Going Home: Relocating the Commons with William Stafford

Deadline: December 20, 2022
Contact: James Armstrong, Full Professor, Winona State University, Friends of William Stafford
Email: jarmstrong@winona.edu
Phone: 5074541759

Panel proposed at the 2023 ASLE + AESS Conference: “Reclaiming the Commons”

July 9-12, 2023 in Portland, Oregon

Oregon’s most famous poet is William Stafford, a National Book Award recipient, U.S. Special Consultant to the Library of Congress (now called Poet Laureate), and author of over 60 books. Stafford’s poetry assumes a companionable commonality with the things of this world, people, animals, the other than human.

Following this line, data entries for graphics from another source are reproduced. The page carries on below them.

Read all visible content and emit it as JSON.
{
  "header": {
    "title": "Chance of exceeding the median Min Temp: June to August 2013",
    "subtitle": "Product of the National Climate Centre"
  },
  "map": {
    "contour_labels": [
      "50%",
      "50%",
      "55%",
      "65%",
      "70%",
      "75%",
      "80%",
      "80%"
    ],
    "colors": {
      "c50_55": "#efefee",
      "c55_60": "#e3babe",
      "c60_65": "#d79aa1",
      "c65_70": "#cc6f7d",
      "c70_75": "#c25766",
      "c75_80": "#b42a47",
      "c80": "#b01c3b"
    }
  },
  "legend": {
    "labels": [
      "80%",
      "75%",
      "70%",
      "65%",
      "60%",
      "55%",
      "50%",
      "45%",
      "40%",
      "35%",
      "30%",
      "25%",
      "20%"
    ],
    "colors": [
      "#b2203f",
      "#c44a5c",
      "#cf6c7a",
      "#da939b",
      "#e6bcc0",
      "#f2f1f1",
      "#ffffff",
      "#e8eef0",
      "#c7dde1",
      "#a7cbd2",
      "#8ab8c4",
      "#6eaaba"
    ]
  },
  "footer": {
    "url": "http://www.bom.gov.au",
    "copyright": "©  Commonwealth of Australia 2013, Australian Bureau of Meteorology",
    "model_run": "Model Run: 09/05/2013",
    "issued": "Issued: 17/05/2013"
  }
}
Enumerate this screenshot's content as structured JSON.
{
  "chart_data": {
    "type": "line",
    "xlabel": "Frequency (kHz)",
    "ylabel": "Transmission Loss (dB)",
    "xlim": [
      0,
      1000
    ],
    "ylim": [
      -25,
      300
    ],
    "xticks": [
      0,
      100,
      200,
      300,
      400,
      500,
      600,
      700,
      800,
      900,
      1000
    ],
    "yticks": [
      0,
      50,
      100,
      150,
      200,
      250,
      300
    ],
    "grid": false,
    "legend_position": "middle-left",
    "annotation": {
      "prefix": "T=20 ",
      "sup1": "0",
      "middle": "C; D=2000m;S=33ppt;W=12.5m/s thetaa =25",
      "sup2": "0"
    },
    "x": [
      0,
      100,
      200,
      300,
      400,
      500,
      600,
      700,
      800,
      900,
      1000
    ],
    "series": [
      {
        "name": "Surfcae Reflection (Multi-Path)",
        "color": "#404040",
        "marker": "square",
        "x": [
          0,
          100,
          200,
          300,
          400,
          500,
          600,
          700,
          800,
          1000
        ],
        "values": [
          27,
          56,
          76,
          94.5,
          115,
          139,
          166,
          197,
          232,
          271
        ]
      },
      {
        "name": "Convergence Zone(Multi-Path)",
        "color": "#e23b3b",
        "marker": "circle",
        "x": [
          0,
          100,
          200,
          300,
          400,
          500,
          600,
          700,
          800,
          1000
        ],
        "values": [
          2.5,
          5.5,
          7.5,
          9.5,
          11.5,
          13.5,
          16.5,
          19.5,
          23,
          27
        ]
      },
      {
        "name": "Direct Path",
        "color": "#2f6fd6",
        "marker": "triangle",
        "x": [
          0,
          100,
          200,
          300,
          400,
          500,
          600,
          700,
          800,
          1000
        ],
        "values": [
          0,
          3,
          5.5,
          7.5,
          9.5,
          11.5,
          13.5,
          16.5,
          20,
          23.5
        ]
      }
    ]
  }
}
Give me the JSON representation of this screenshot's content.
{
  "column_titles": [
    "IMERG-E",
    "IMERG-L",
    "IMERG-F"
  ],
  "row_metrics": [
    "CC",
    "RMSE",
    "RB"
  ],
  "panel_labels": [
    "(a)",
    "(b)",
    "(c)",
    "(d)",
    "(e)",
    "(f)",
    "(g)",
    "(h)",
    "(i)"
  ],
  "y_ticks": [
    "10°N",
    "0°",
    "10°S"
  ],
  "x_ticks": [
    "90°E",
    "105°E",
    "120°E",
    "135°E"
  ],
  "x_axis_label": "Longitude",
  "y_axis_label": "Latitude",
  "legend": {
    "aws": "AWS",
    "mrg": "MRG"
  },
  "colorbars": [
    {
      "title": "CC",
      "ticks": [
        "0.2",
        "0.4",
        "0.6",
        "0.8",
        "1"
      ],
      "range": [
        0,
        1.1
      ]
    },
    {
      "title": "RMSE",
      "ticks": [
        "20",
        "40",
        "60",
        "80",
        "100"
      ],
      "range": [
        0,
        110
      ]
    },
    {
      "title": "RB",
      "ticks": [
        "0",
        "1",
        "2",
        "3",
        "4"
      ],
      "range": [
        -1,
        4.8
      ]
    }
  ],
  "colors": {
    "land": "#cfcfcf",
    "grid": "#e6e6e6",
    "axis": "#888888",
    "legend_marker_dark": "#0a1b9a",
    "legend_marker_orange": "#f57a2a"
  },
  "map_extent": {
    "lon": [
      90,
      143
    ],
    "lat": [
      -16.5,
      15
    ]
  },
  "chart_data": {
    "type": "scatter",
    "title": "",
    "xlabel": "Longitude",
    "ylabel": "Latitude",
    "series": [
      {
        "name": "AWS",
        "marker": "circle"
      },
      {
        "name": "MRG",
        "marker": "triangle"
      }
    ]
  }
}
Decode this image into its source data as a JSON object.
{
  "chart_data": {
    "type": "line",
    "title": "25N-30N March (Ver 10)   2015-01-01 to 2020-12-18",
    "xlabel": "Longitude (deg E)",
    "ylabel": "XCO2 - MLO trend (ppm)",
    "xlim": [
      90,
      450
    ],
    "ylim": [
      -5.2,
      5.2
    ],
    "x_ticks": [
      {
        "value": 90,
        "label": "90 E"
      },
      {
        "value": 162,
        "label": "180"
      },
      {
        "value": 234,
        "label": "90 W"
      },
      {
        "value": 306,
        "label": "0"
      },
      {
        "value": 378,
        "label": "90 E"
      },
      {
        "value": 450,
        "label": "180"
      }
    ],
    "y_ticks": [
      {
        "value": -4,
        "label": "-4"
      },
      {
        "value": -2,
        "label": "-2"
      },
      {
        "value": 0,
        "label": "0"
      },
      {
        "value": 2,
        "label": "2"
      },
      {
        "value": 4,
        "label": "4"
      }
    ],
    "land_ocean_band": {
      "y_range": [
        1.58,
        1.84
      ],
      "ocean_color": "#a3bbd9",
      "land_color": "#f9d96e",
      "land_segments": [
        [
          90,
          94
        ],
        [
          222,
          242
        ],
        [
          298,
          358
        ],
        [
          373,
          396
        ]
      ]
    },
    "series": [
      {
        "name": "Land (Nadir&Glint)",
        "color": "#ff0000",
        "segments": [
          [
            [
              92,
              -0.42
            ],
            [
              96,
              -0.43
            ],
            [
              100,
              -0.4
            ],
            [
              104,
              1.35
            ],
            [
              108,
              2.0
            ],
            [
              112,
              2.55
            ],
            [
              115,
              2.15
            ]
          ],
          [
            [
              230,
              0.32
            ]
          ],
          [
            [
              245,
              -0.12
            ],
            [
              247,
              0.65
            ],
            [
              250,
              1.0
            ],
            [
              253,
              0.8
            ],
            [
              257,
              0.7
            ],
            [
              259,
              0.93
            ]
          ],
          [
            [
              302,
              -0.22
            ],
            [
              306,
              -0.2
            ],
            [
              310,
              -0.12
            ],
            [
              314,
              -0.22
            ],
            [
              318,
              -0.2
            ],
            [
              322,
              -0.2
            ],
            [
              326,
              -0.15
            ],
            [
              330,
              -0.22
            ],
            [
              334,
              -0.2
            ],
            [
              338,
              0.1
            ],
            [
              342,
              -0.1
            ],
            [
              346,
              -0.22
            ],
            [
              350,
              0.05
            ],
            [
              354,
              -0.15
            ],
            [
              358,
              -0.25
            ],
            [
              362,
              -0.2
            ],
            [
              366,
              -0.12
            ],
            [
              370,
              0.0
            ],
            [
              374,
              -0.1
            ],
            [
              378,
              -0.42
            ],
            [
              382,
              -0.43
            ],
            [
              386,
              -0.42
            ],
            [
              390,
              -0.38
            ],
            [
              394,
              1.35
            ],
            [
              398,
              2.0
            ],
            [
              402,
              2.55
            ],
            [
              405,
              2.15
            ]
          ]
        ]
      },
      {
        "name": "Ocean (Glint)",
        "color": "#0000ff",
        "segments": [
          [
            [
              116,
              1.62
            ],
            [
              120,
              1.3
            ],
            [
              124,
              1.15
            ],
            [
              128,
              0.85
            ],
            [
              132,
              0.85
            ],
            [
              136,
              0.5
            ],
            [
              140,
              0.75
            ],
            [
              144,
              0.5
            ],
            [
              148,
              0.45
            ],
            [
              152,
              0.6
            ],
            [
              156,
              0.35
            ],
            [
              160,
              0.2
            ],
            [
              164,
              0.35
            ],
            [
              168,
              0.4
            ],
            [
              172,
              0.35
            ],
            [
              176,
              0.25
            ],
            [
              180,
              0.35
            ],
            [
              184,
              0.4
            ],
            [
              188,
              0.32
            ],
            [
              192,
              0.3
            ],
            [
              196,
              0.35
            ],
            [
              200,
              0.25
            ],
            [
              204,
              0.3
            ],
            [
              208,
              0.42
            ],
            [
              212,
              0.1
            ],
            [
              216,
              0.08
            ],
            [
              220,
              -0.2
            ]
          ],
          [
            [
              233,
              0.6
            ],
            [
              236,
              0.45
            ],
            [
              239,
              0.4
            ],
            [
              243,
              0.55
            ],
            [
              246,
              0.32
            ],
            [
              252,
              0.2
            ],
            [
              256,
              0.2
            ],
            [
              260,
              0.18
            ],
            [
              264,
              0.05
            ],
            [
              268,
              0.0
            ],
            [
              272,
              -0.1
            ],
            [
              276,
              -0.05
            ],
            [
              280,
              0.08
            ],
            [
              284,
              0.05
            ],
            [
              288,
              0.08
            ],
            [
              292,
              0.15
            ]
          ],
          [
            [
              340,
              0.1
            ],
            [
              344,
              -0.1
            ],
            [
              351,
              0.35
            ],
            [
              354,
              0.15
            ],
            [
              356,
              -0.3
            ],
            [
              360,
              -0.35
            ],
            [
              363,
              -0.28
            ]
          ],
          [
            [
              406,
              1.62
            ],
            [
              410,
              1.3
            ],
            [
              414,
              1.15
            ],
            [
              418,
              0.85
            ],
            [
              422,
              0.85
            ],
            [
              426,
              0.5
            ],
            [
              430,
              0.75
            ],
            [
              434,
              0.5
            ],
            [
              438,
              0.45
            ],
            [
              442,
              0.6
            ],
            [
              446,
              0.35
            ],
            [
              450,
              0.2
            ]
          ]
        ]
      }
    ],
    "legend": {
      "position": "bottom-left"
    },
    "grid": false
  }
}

Robert Bly wrote, “Of all the American poets of the last thirty years, I think William Stafford broods most about community, the ‘mutual life’ we share.” Stafford’s poem “Deer Stolen” observes, “Some small deer’s foot / might hold the way, might be a start / that means in ways beyond our ken.” Stafford’s relational vision was deeply informed by his experience of the landscapes of the West (especially of the Great Plains and the forests and mountains of Oregon), by his work as a pacifist and teacher, and by his exploration of indigenous philosophy. His poetic task was to develop an alternative to the colonizing narratives of his country. In his poem, “Allegiances,” Stafford writes, “It is time for all the heroes to go home / if they have any, time for all of us common ones / to locate ourselves by the real things /we live by… and love /where we are, sturdy for common things.” For Stafford, who was a lifelong pacifist, “heroes” have forgotten that the commons are, as Lewis Hyde comments in Common as Air, “the rights, customs, and institutions that organize and preserve its [the commons] communal purposes.” Stafford invites all heroes to relocate, to regain the “sturdiness” gained, not by brutal domination, but by interconnectedness. He employs a figurative multilingualism that knows, as Heraclitus says, “the logos is common to all.” Anyone interested in developing these thoughts and/or exploring related ones is invited to join this panel.